Haz clic aquí para leer esto en español
By Natalia Otero
Maizano is a new restaurant in Costa Mesa, California, helmed by Chef Alan Sanz. It opened in November, and as he describes it, this will be the project of a lifetime, as it combines his love for the cuisine of the Mexican Southeast with an intimate team, or "paisanos," as they call them in Mexico, and music.
Sanz brings a secret weapon to the kitchen: synesthesia. Synesthesia is an attribute some individuals have in which their brain routes sensory information through multiple unrelated senses, causing them to experience those senses simultaneously.
Sanz’s Synesthesia
"Synesthesia is usually more visual than auditory, but, in my case, it's more auditory. I started to realize that I saw people and I tasted things, since I was three years old. But, above all, it happened when I heard songs and tasted spices that were not available in Mexico. I could feel their textures and aromas in my mouth," he explains.
He doesn't feel full, but the taste sensation can last as long as a song. The brain chews for him. That's why, for Sanz, cooking and music are universal languages.
Every day since he was six years old, Alan has been devoted to music. His father is a music lover and Sanz, from an early age, developed skills as a musician... but, he ended up being a chef.
"From the first moment I get up, everything is music: I get in the car and play music very loud; before service, I play music; when we close, we play music; I get home and I listen to music or play about 30 or 40 minutes before going to sleep," he says.
What Do Music and Cooking Have to Do With His Life?
When he learned about instruments and sound, Sanz discovered flavors.
One day, at the age of three, when he was with one of his little friends, he heard the child’s voice and it “tasted” like milk with aniseed, although he had not yet tasted aniseed. At that time, he was not familiar with many flavors or ingredients, but he could already tell that certain noises provoked a sweet, sour or bitter taste.
“We Will Rock You” by the rock band Queen, tastes like crackers. Another song called “La Mala,” by the Mexican group La Garfield, tastes like figs with blue cheese. His favorite song is “Canción Animal” by the Argentinean group Soda Stéreo, and this one tastes like carne asada, with a lot of spicy black sauce.

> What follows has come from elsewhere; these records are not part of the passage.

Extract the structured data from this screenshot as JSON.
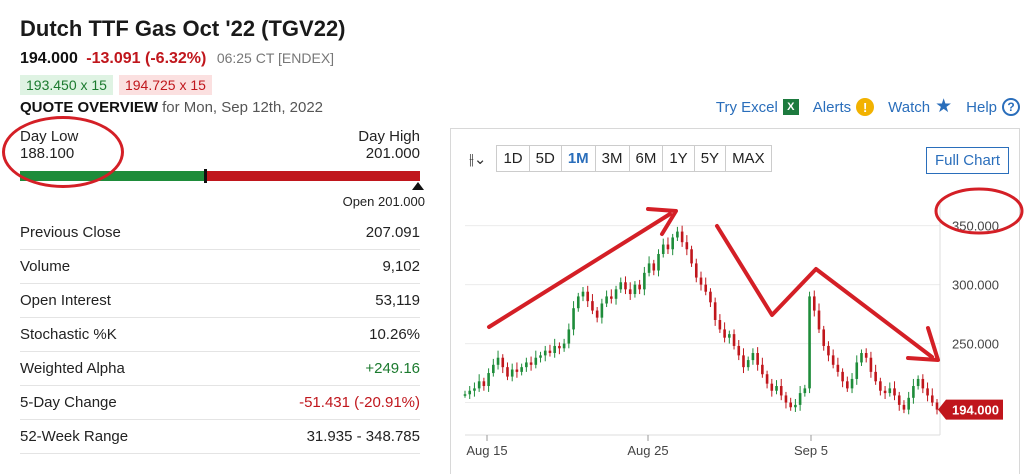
{
  "header": {
    "title": "Dutch TTF Gas Oct '22 (TGV22)",
    "last": "194.000",
    "change": "-13.091 (-6.32%)",
    "meta": "06:25 CT [ENDEX]",
    "bid": "193.450 x 15",
    "ask": "194.725 x 15",
    "overview_label": "QUOTE OVERVIEW",
    "overview_date": "for Mon, Sep 12th, 2022"
  },
  "links": {
    "excel": "Try Excel",
    "excel_icon": "X",
    "alerts": "Alerts",
    "alerts_icon": "!",
    "watch": "Watch",
    "watch_icon": "★",
    "help": "Help",
    "help_icon": "?"
  },
  "range": {
    "low_label": "Day Low",
    "low": "188.100",
    "high_label": "Day High",
    "high": "201.000",
    "open": "Open 201.000",
    "position": 0.46
  },
  "stats": [
    {
      "label": "Previous Close",
      "value": "207.091",
      "tone": ""
    },
    {
      "label": "Volume",
      "value": "9,102",
      "tone": ""
    },
    {
      "label": "Open Interest",
      "value": "53,119",
      "tone": ""
    },
    {
      "label": "Stochastic %K",
      "value": "10.26%",
      "tone": ""
    },
    {
      "label": "Weighted Alpha",
      "value": "+249.16",
      "tone": "pos"
    },
    {
      "label": "5-Day Change",
      "value": "-51.431 (-20.91%)",
      "tone": "neg"
    },
    {
      "label": "52-Week Range",
      "value": "31.935 - 348.785",
      "tone": ""
    }
  ],
  "toolbar": {
    "draw_icon": "⫲⌄",
    "periods": [
      "1D",
      "5D",
      "1M",
      "3M",
      "6M",
      "1Y",
      "5Y",
      "MAX"
    ],
    "active": "1M",
    "full_chart": "Full Chart"
  },
  "chart_data": {
    "type": "candlestick",
    "x_ticks": [
      "Aug 15",
      "Aug 25",
      "Sep 5"
    ],
    "y_ticks": [
      "350.000",
      "300.000",
      "250.000"
    ],
    "y_tick_values": [
      350,
      300,
      250
    ],
    "ylim": [
      175,
      365
    ],
    "last_price_label": "194.000",
    "last_price": 194,
    "colors": {
      "up": "#1e8c3a",
      "down": "#c0161c",
      "annot": "#d41f26"
    },
    "close_series": [
      207,
      210,
      212,
      218,
      214,
      225,
      232,
      238,
      230,
      222,
      228,
      226,
      230,
      234,
      232,
      238,
      240,
      244,
      242,
      248,
      246,
      250,
      262,
      280,
      290,
      294,
      286,
      278,
      272,
      284,
      290,
      288,
      296,
      302,
      296,
      292,
      300,
      296,
      310,
      318,
      312,
      326,
      334,
      330,
      340,
      345,
      336,
      330,
      318,
      306,
      300,
      294,
      285,
      270,
      262,
      255,
      258,
      248,
      240,
      230,
      236,
      242,
      232,
      224,
      216,
      210,
      214,
      206,
      200,
      196,
      198,
      208,
      212,
      290,
      278,
      262,
      248,
      240,
      232,
      226,
      218,
      212,
      220,
      234,
      242,
      238,
      226,
      218,
      210,
      208,
      212,
      206,
      198,
      194,
      204,
      214,
      220,
      212,
      206,
      200,
      194
    ]
  }
}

Today, after more than 15 years as a chef, he is familiar with countless flavors and knows ingredients from all over the world, including ingredients that he knew many years before he actually tasted them. Making a dish for Sanz is like cooking a song. Since living in the United States, working as a chef, his synesthesia has amplified.
"I came to cooking as a teenager as a rebel. My parents told me to get to work, as I wasn't doing anything. I went to a hotel as a dishwasher and, on the restaurant’s anniversary, they invited a chef. I saw the chef’s uniform, I saw how he directed things, and he seemed to me like a musician, like a musical director. I related it to music and it's true that cooking is like conducting an orchestra," Sanz recalls. It was at that moment that music and cooking combined in his life.
He decided to pursue cooking as a profession and went to study in Buenes Aires, Argentina. He traveled around the world, to Spain, Chile, among others, and ended up in the United States. Nowadays, making a dish for Sanz is like “cooking” a song.
In fact, in pandemic, he had an epiphany and made a project called Nomad that consisted, precisely, in making private dinners that are based on the tastes he hears from particular songs.
"In this epiphany, I created a language to cook a song. I associated the five universal tastes: salt, sweet, bitter, sour, acid, umami. If a song is in minor keys, it makes you melancholy and sad, and for those moods you need sweet, chocolate, warmth; you need a pampering and food gives you that. Or, when you hear a song in major keys, maybe you want more acidity, something cold, or something not so fatty. That's exactly why I created a new way of ‘cooking’ songs," he says.
He did one of these dinners with the artist Dirty Heads, because he knows the drummer and his wife. They invited him to a private dinner and he created a meal based on the Dirty Heads song “Rescue Me.”
“I prepared a pink mole, because that's what it tasted like to me,” Sanz says. “For the first time, they were able to eat one of their songs, to taste it; they had never tasted the songs before."
As he explains, synesthesia is something that cannot be controlled, it just comes unexpectedly and involuntarily. When someone plays new music, he detects new flavors and this helps him in the kitchen. Sometimes, at night, when he hears a song, he writes down those flavors and the next day he tries them in the kitchen.
The Project of His Life
Maizano has been open for less than a month and has been fully booked since it opened. The restaurant demonstrates Sanz’s deep understanding of Mexican tradition, along with a dexterity in the use of modern techniques.
“As for the future, I think: this is the project I'm working on and it will be for the future and for the long term," he says confidently. "Whatever comes, may it come as it will, but it must be a consequence of today's work. I have not visualized beyond this project. This will be the project of my life."